# question on the Beretta 96 barrel



## rockrabbit (Dec 15, 2011)

Hi guys. I just picked up a Beretta 96 Inox, and I noticed the barrel doesn't seem to sit squarely in the center of the slide, i.e. there's just slightly more room between the barrel and slide on the left of the barrel than on the right. I shot the pistol and didn't notice any problems, but I'm still new to this. I should mention that when I take the slide off, the barrel seems to sit square, but I put it back on, and I notice a non-uniformity. 
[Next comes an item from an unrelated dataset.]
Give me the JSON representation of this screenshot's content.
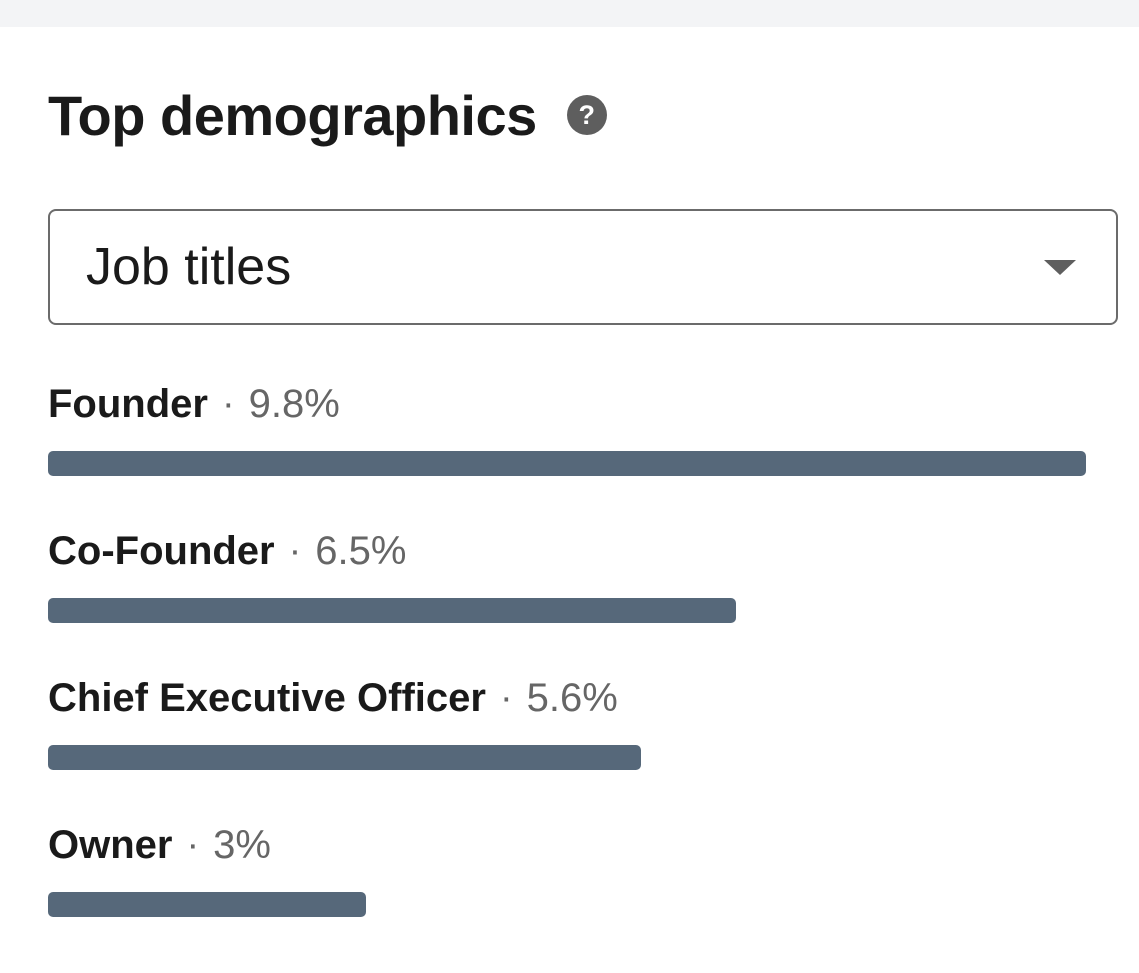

Everything seems straight, but I want to know if anyone has experienced this, or if I should be worried. (And if so, can a gunsmith fix this?) I'm lost here. Thanks


----------



## denner (Jun 3, 2011)

I assume that when you place the guide rod/spring assembly back into the pistol your locking block is in the down position and the guide rod/spring is centered before you assemble the slide back onto the frame?


----------



## rockrabbit (Dec 15, 2011)

Yeah, the locking block is down and the guide rod and spring are centered. That's why it's weird. It doesn't rub against the slide or anything, but I want to know if I should be concerned. At least one source says this is common. But if it affects the pistol's aim, then maybe it could be a problem.


----------



## denner (Jun 3, 2011)

rockrabbit said:


> I should mention that when I take the slide off, the barrel seems to sit square, Everything seems straight,


In my experience with the 92 and 96, I own both, they have tight tolerences, frame, slide to barrel fit and the falling locking block locks it all in, not to mention my 96 is an absolute nail driver. When the pistol is fully assembled and you look down on the barrel is it centered as you mentioned above? If so, I would surmise you have nothing to worry about at all and i beleive thats how the pistol is built and is not in anyway an accuracy factor. If possible post some pics on what you are describing.


----------



## LeoM (Jul 7, 2011)

There been 5 of the 92/96 pistols that have found there way into my safe. What you observe is pretty normal. It bothered me a lot when I first noticed it (15 plus years ago) but has never been a problem. Whatever it is, seems to take care of it's self when you pull the trigger. Good Luck


----------



## denner (Jun 3, 2011)

I'm in the dark on this one. "The barrel doesn't sit squarely in the center of the slide"? I've never noticed any such thing. The locking block moves from side to side a little which is normal and if you were to put the recoil rod off center i suppose it would give this perception, but when you put the slide back on the frame it surely needs to be center or center itself or the slide would not go back on the frame. Maybe the new plastic recoil assembly's as opposed to my steel guiderods bend a little giving this perception? A worn locking block perhaps, but this would not occur generally up until 20,000 rounds or so, if even then. If there's one thing I know it would be the workings of a 92/96. We may need to call shipwreck on this one. BTW I'm proud of myself having completely stripped my 92G and changing every spring in the pistol and even the infamous safety mechanism spring and detent on a 92G which when it goes to flying could literally kill a mouse at 30 feet.:smt083


----------



## rockrabbit (Dec 15, 2011)

I will post some pics as soon as I can.


----------



## denner (Jun 3, 2011)

10-4.


----------



## rockrabbit (Dec 15, 2011)

...


----------



## TedDeBearFrmHell (Jul 1, 2011)

rockrabbit said:


> /Users/meredithprest/Desktop/photo-23.JPG


yeah......... not so much


----------



## denner (Jun 3, 2011)

Here's a pic of my slide & barrel, sits squarely in the center in any stage of assembly or disassembly.


----------



## rockrabbit (Dec 15, 2011)

Aurgh. It will not let me upload a picture. I'll have to contact the site administrator I guess. And denner, your picture doesn't appear either. Tell you what, I'd be happy to email it directly to you, and you can give me your opinion; I'd be happy to hear it.


----------



## berettabone (Jan 23, 2012)

Have owned a 92..currently own a 96...never have seen or heard anything like this....mine sits squarely in the center..


----------